You pays your money and you makes your choice - context is everything.
'I need something doing' - I have an issue for which I am responsible, and something needs to be done to resolve it, e.g. I need the brakes doing. Doesn't say by whom, might be me, might be someone I'm paying. Think of it as a precursor to a further statement that might take the process further.
'I need something <to be> done' - the infinitive that makes it a declarative statement strictly should be present but is often elided. You're simply stating that, in your opinion, something must be done.
English is wonderful for subtle contrasts in meaning.

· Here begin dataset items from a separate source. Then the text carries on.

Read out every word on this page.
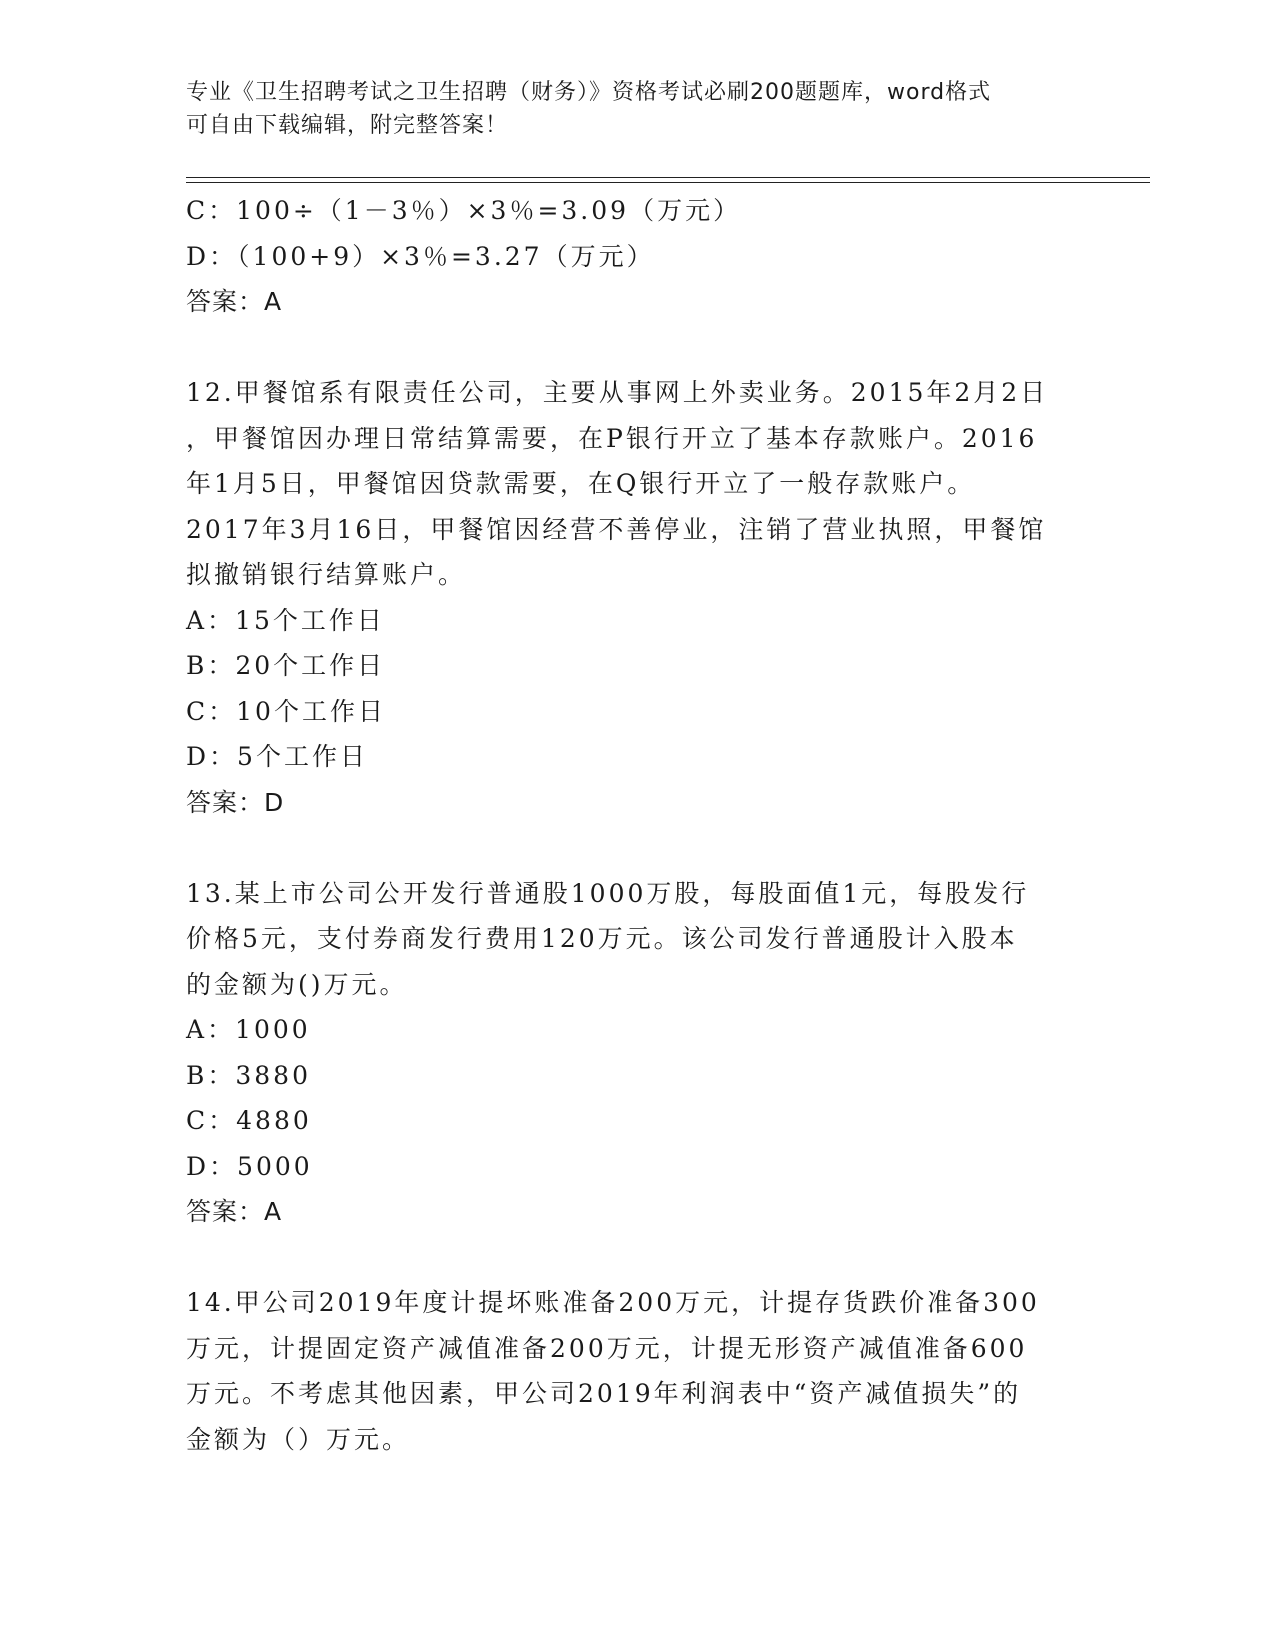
专业《卫生招聘考试之卫生招聘（财务）》资格考试必刷200题题库，word格式
可自由下载编辑，附完整答案！

C：100÷（1－3％）×3％=3.09（万元）

D：（100+9）×3％=3.27（万元）

答案：A

12.甲餐馆系有限责任公司，主要从事网上外卖业务。2015年2月2日

，甲餐馆因办理日常结算需要，在P银行开立了基本存款账户。2016

年1月5日，甲餐馆因贷款需要，在Q银行开立了一般存款账户。

2017年3月16日，甲餐馆因经营不善停业，注销了营业执照，甲餐馆

拟撤销银行结算账户。

A：15个工作日

B：20个工作日

C：10个工作日

D：5个工作日

答案：D

13.某上市公司公开发行普通股1000万股，每股面值1元，每股发行

价格5元，支付券商发行费用120万元。该公司发行普通股计入股本

的金额为()万元。

A：1000

B：3880

C：4880

D：5000

答案：A

14.甲公司2019年度计提坏账准备200万元，计提存货跌价准备300

万元，计提固定资产减值准备200万元，计提无形资产减值准备600

万元。不考虑其他因素，甲公司2019年利润表中“资产减值损失”的

金额为（）万元。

In both cases, you're referring to the time at which the event might take place; in the first continuous tense, there's a hint of some sort of ongoing process, while the second implies a wish that you want it *to have been* done; you want to look at it from the future and see it completed.
In practice, that difference is one so subtle as not to exist for most people and as you say, they're interchangeable.
Something needs doing is just a reordering of the words in the first phrase - English isn't particularly positional - and has the same meaning.
The Scots version is perhaps a clearer expression of the difference in the second - there is an elided but implicit infinitive there: something needs <to be> done.
Though of course you can then wander into the realm of metameaning: what is this object that has needs? Let's not go there.
On the other hand, the recent habit of starting explanations and declarative statements with 'So...' is an abomination unto Nuggan! And don't even get me started on 'ahead of' when 'before' is meant.